Dr. Ma has successfully discovered and characterized various emergent quasiparticles across diverse crystalline systems. The key contributions include identifying three-component fermions and the related topological Fermi arcs in tungsten carbide [Nature Physics, 2018], hourglass fermions in KHgSb [Science Advances, 2017], spin fluctuating induced magnetic Weyl fermions [Science Advances, 2019], magnetic Dirac fermions [Advanced Materials, 2020], unpaired singular Weyl nodes [Nature Communications, 2021; Physical Review B, 2022], ideal and tunable surface Dirac fermions in kagome metals [Science Advances, 2022; Nature Communications, 2024]. Dr. Ma’s research extends to studying novel quantum quasiparticles induced by electron-electron and electron-boson coupling in condensed matter. This includes investigating mobile excitons in quasi-1D metallic material TaSe3 [Nature Materials, 2022], Cooper pairs and polarons in iron-based superconductor Ba2Ti2Fe2As4O [Physical Review Letters, 2014]. Dr.
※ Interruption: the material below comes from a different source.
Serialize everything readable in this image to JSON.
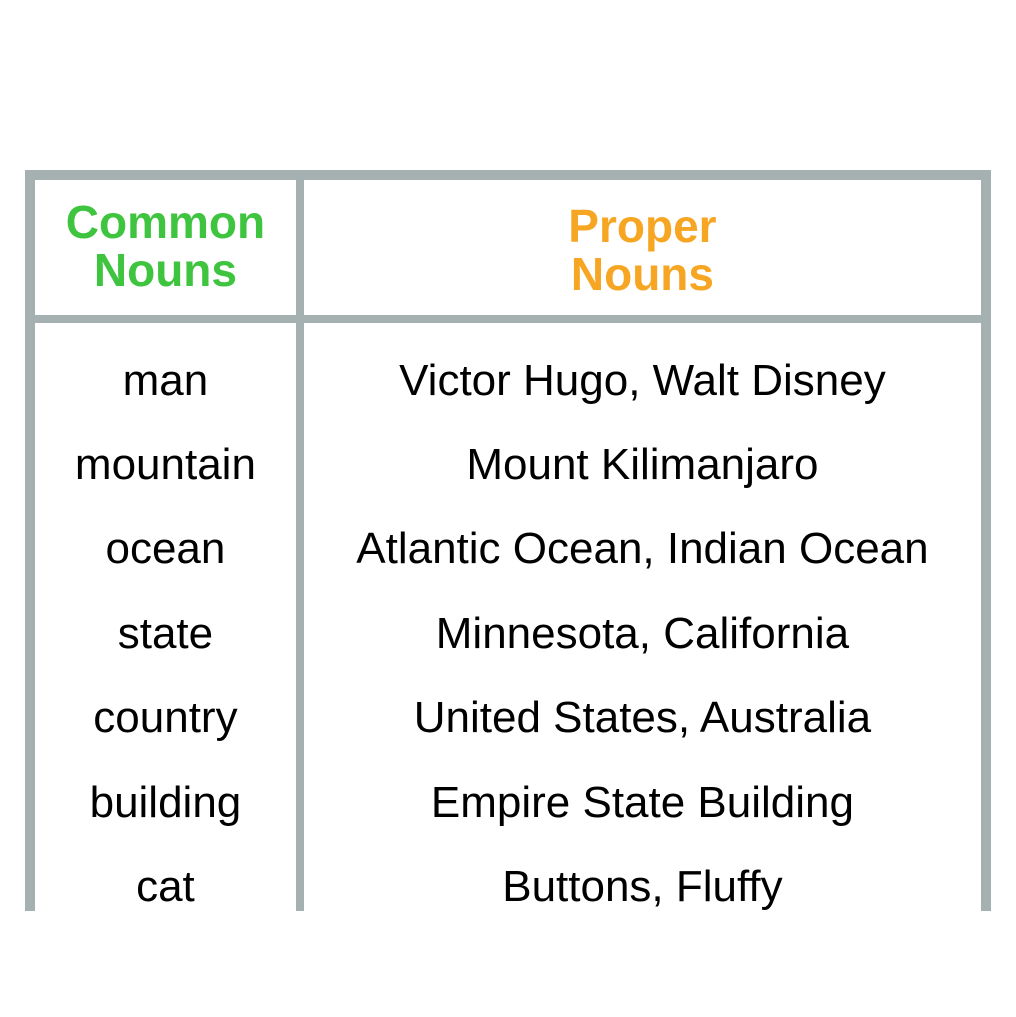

Ma’s research works demonstrate that condensed matter physics hosts a vast and varied type of quasiparticles with novel physical properties, and the quasiparticles host significant potential for application in quantum technology in the future. The quasiparticles in condensed matter often exceed the variety found in a few body physics. Dr. Ma’s research thereby deepens our understanding of quantum materials and reflects the profound emergent phenomenon that “more is different.”
No data were generated or analyzed during this article.